The Culture of Flushing: A Social and Legal History of Sewage.

Description

405 pages
Contains Photos, Illustrations, Maps, Bibliography, Index
$85.00
ISBN 978-0-7748-1291-7
DDC 363.72'8

Publisher

Year

2007

Contributor

Reviewed by Dave Bennett

David Bennett is the national director of the Department of Workplace Health, Safety and Environment at the Canadian Labour Congress in Ottawa.

Review

The Culture of Flushing covers the history of sewerage over the past two hundred years in North America and Europe, especially Britain. The title of the book is, however, misleading since it is as much about the supply of water for drinking and industrial use as it is about flushing water back into the environment.

 

These twin themes of The Culture of Flushing are complicated further by the factors that have influenced both supply and the disposal of water: considerations of the quality as well as the volume and availability of water, and human concerns such as property rights, fisheries, navigation, and public health. These various factors have played out in different ways, at different times and in different countries, so it is inevitable that the narrative is fragmented by frequent changes of theme, with rapid and closely argued moves, back and forth in time and place.

Toward the end, the book focuses on the treatment of waste water in the major improvements during the mid-20th century.
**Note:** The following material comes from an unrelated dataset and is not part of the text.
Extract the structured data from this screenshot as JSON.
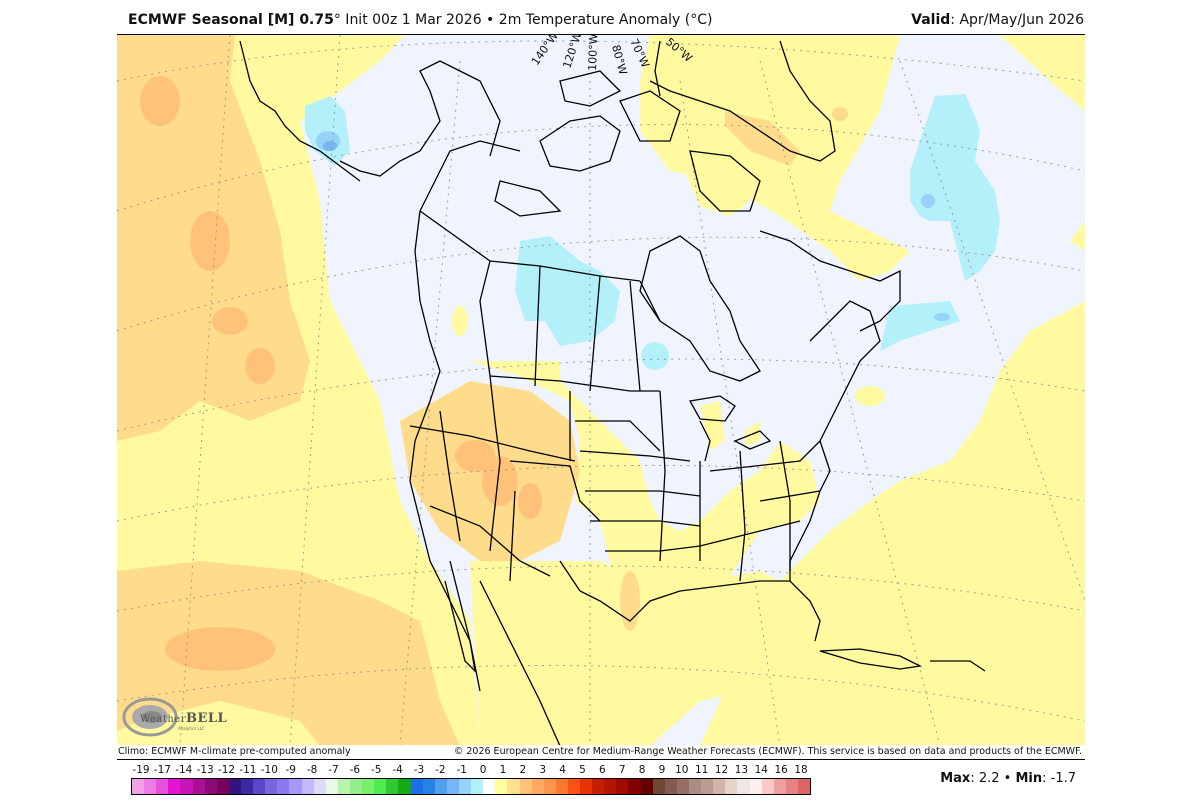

But this is done at the expense of the emerging dilemmas over drinking-water quality: source protection versus purification and the controversies over chlorination as the preferred mode of treatment.

 

The book concludes with an introduction to themes that are essentially new: the relation of water issues to “the longer-term perspectives of sustainability, biodiversity, and ecological integrity” — new because they concern the general environment rather than the focus on the human-centred issues at the heart of Benidickson’s history.

 

A rewarding but exhausting read is relieved by the author’s wry sense of humour. Who would have thought that a significant obstacle to the installation of water closets was “the felicitously named Mr. Tinkler”?